There are a few drawbacks to using an Ethernet hub, but they probably won't matter much in a small office or home setting.

Second, an Ethernet hub shares its bandwidth among all its ports; thus, when many machines are sending traffic simultaneously, performance can become a problem, with each port receiving less bandwidth and experiencing a slowdown.

What's the difference between an Ethernet hub, an Ethernet switch, and an Ethernet router?

With an Ethernet hub, you can connect multiple PCs to a single network and broadcast data signals to all connected computers. An Ethernet hub doesn't require a MAC address because it's a simple device that broadcasts data signals to all connected devices.

On the other hand, an Ethernet switch forwards data to specific MAC addresses that share a single LAN. Using a CAM table, it can distinguish different addresses and keep track of MAC addresses.

Ethernet switches are more expensive than hubs and support only PCs, not servers, which is why they are not used in large enterprises.

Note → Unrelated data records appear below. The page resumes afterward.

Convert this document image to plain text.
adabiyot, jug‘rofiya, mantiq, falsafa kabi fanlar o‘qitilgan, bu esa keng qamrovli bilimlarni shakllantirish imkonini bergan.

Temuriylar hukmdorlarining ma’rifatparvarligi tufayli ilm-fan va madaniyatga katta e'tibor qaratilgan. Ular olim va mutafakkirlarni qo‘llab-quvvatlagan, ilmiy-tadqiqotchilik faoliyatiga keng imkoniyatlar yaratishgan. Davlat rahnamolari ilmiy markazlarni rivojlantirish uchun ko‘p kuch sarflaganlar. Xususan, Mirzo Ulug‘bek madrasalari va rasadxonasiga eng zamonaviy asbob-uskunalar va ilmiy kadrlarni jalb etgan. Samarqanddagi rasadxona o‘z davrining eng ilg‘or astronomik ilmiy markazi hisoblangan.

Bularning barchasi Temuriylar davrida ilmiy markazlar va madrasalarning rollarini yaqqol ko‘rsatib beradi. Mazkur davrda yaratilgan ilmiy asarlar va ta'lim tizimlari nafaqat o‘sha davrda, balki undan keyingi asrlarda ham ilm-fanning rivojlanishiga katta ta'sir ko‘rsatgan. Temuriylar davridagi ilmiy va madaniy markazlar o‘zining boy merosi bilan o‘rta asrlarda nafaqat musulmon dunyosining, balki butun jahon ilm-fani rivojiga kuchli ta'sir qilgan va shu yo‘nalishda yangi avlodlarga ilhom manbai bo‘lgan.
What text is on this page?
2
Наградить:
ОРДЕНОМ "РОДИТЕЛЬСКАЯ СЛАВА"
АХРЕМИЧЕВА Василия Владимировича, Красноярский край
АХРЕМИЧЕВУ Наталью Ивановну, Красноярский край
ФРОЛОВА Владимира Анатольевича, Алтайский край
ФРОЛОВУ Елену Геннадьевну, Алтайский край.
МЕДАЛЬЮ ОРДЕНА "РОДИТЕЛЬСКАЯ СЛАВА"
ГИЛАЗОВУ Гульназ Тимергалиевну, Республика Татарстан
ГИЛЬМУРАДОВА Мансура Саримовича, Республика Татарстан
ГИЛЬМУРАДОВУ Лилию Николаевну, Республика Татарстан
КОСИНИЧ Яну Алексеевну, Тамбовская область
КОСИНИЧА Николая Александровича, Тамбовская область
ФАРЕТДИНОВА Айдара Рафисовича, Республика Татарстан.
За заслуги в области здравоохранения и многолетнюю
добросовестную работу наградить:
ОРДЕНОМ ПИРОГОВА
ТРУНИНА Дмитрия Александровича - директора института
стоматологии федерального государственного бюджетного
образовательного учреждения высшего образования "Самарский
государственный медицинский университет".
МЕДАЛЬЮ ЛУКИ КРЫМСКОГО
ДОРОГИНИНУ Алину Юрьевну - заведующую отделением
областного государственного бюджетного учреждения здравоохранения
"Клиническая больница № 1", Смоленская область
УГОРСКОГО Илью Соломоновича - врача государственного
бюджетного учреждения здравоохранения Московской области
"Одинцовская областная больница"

Their consumer market is small offices that need help building a network infrastructure.

Ethernet routers are an indispensable part of our daily lives, enabling the browsing activities on our smartphones and computers that we take for granted.

A router receives a signal from an Internet Service Provider (ISP) and transmits it to wireless devices using antennas.

A few downsides to a router are its range and internet speed. If you're close to the router, you'll have a strong signal. If you're far from the router, the signal will likely weaken, and your internet speed will decrease.

Routers come at various price points, with more expensive models generally offering more advanced technology, more features, and greater range.

Last Words

An Ethernet hub is an excellent device for transmitting data signals from one computer to another. It's affordable; however, purchasing an Ethernet hub may not seem like a wise decision in a business environment. For small offices or home setups, an Ethernet hub can transmit information between devices connected to it.

Another problem with Ethernet hubs is that they require a lot of bandwidth, and they slow down when many computers connected to them are forwarding data packets.

We hope this article has helped you understand Ethernet hubs and how they differ from switches.